Screen Time and New-Parent Future-Shock

Read this New York Times piece before continuing.

The anecdotes in the article above condone an "abstinence only" approach to screen time. After all, it worked out super-well for teen pregnancies, so why not apply the same methodology to technology?

I have some anecdotes of my own.

I started coding on my dad's Atari 800XL at age 4. If I had to wait until I turned 13 simply because my parents were Amish about it, I probably wouldn't have formed a passion for computers, and my development would have been stunted.

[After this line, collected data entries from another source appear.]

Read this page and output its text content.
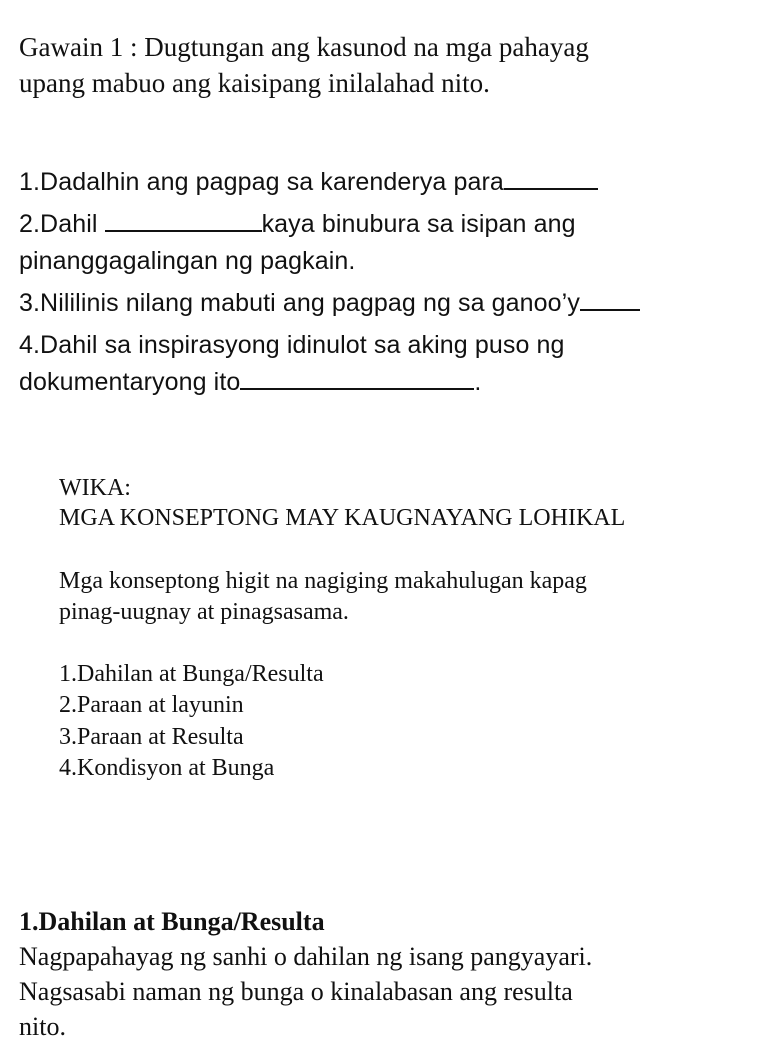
Gawain 1 : Dugtungan ang kasunod na mga pahayag

upang mabuo ang kaisipang inilalahad nito.

1.Dadalhin ang pagpag sa karenderya para

2.Dahil	kaya binubura sa isipan ang

pinanggagalingan ng pagkain.

3.Nililinis nilang mabuti ang pagpag ng sa ganoo’y

4.Dahil sa inspirasyong idinulot sa aking puso ng

dokumentaryong ito	.

WIKA:

MGA KONSEPTONG MAY KAUGNAYANG LOHIKAL

Mga konseptong higit na nagiging makahulugan kapag

pinag-uugnay at pinagsasama.

1.Dahilan at Bunga/Resulta

2.Paraan at layunin

3.Paraan at Resulta

4.Kondisyon at Bunga

1.Dahilan at Bunga/Resulta

Nagpapahayag ng sanhi o dahilan ng isang pangyayari.

Nagsasabi naman ng bunga o kinalabasan ang resulta

nito.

When I was growing up, I was locked to my Nintendo Game Boy. Today, instead of Super Mario Land, it's Fortnite. Our need for entertainment has evolved, but it's not a new paradigm. Entertainment is part of being a self-actualized society when we're not toiling away in potato fields trying to stock up for winter.

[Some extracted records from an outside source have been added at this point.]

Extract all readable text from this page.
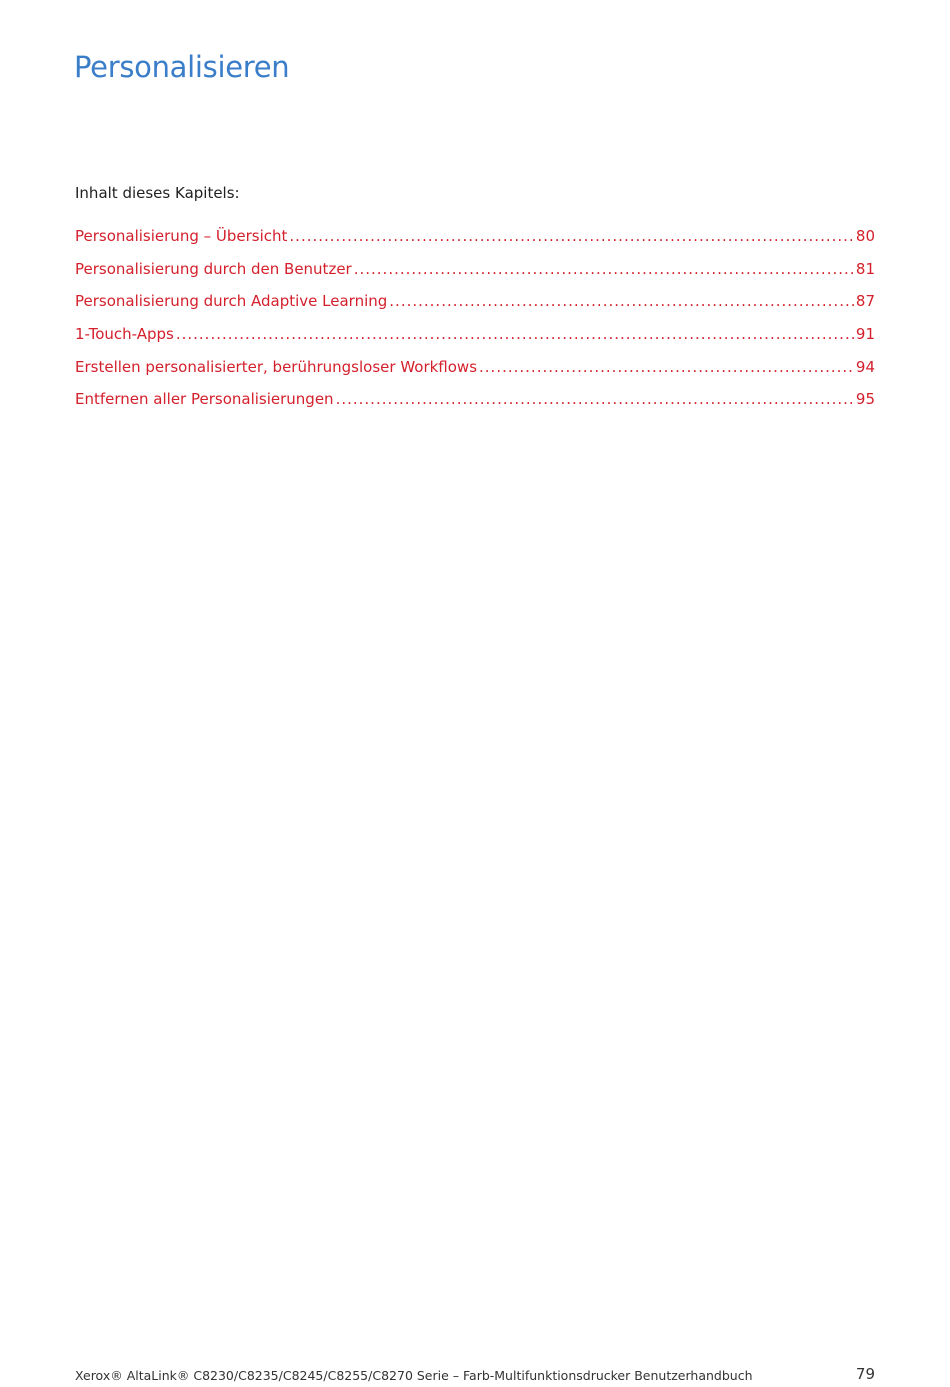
Personalisieren
Inhalt dieses Kapitels:
Personalisierung – Übersicht .....	80
Personalisierung durch den Benutzer .....	81
Personalisierung durch Adaptive Learning .....	87
1-Touch-Apps .....	91
Erstellen personalisierter, berührungsloser Workflows .....	94
Entfernen aller Personalisierungen .....	95
Xerox® AltaLink® C8230/C8235/C8245/C8255/C8270 Serie – Farb-Multifunktionsdrucker Benutzerhandbuch	79
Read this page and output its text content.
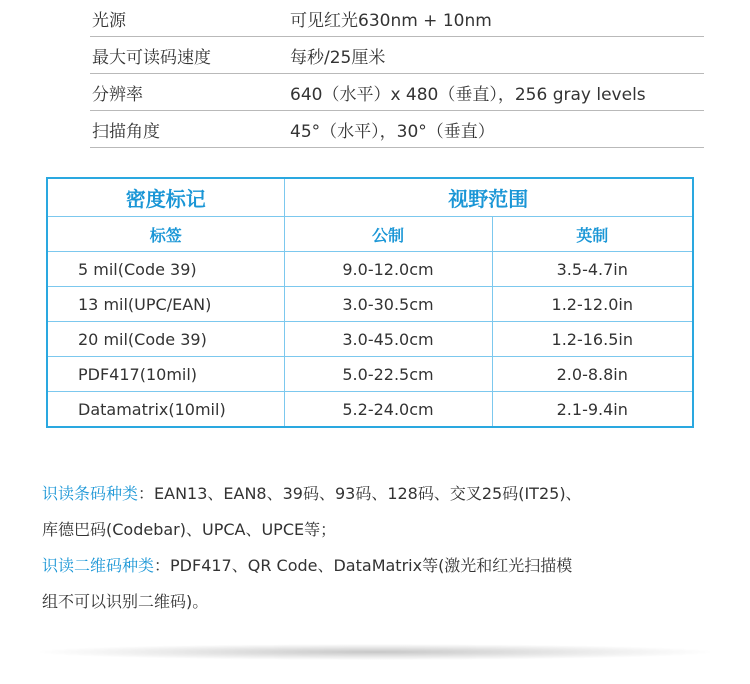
光源	可见红光630nm + 10nm
最大可读码速度	每秒/25厘米
分辨率	640（水平）x 480（垂直），256 gray levels
扫描角度	45°（水平），30°（垂直）
密度标记	视野范围	
标签	公制	英制
5 mil(Code 39)	9.0-12.0cm	3.5-4.7in
13 mil(UPC/EAN)	3.0-30.5cm	1.2-12.0in
20 mil(Code 39)	3.0-45.0cm	1.2-16.5in
PDF417(10mil)	5.0-22.5cm	2.0-8.8in
Datamatrix(10mil)	5.2-24.0cm	2.1-9.4in

识读条码种类：EAN13、EAN8、39码、93码、128码、交叉25码(IT25)、

库德巴码(Codebar)、UPCA、UPCE等；

识读二维码种类：PDF417、QR Code、DataMatrix等(激光和红光扫描模

组不可以识别二维码)。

I admit that phones are different in that they are more like a physical appendage than a screen we reference, but they still feel like a variation on a theme. When your only "screen" is a stationary computer, you're forced to take a break, and it's there when you come home from school. A phone can be in front of you at all moments. But to me there's a difference between no phone time vs. no screen time.

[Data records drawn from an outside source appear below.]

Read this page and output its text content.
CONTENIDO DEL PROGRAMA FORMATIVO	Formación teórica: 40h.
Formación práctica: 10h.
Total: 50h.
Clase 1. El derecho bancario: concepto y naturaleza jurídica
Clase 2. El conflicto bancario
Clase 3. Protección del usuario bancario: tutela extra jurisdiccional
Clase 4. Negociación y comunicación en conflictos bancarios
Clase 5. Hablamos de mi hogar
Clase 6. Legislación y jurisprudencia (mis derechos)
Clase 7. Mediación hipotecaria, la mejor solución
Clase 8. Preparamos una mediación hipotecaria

I don't understand the fixation on "screens" and not the context that the screen is in. TV screens have been around since the 50s. Are we worse off as a country since they were invented?

My daughter looks like a zombie when we put Sesame Street on, as I'm sure I did when I was growing up. So why weren't alarm bells going off in the 70s when every kid was parked three feet from their television sets?

All of this just smells like new-parent future-shock to me. "I didn't have a phone when I was younger, therefore this is bad." Nostalgic feelings, like most feelings in Silicon Valley, aren't scientific.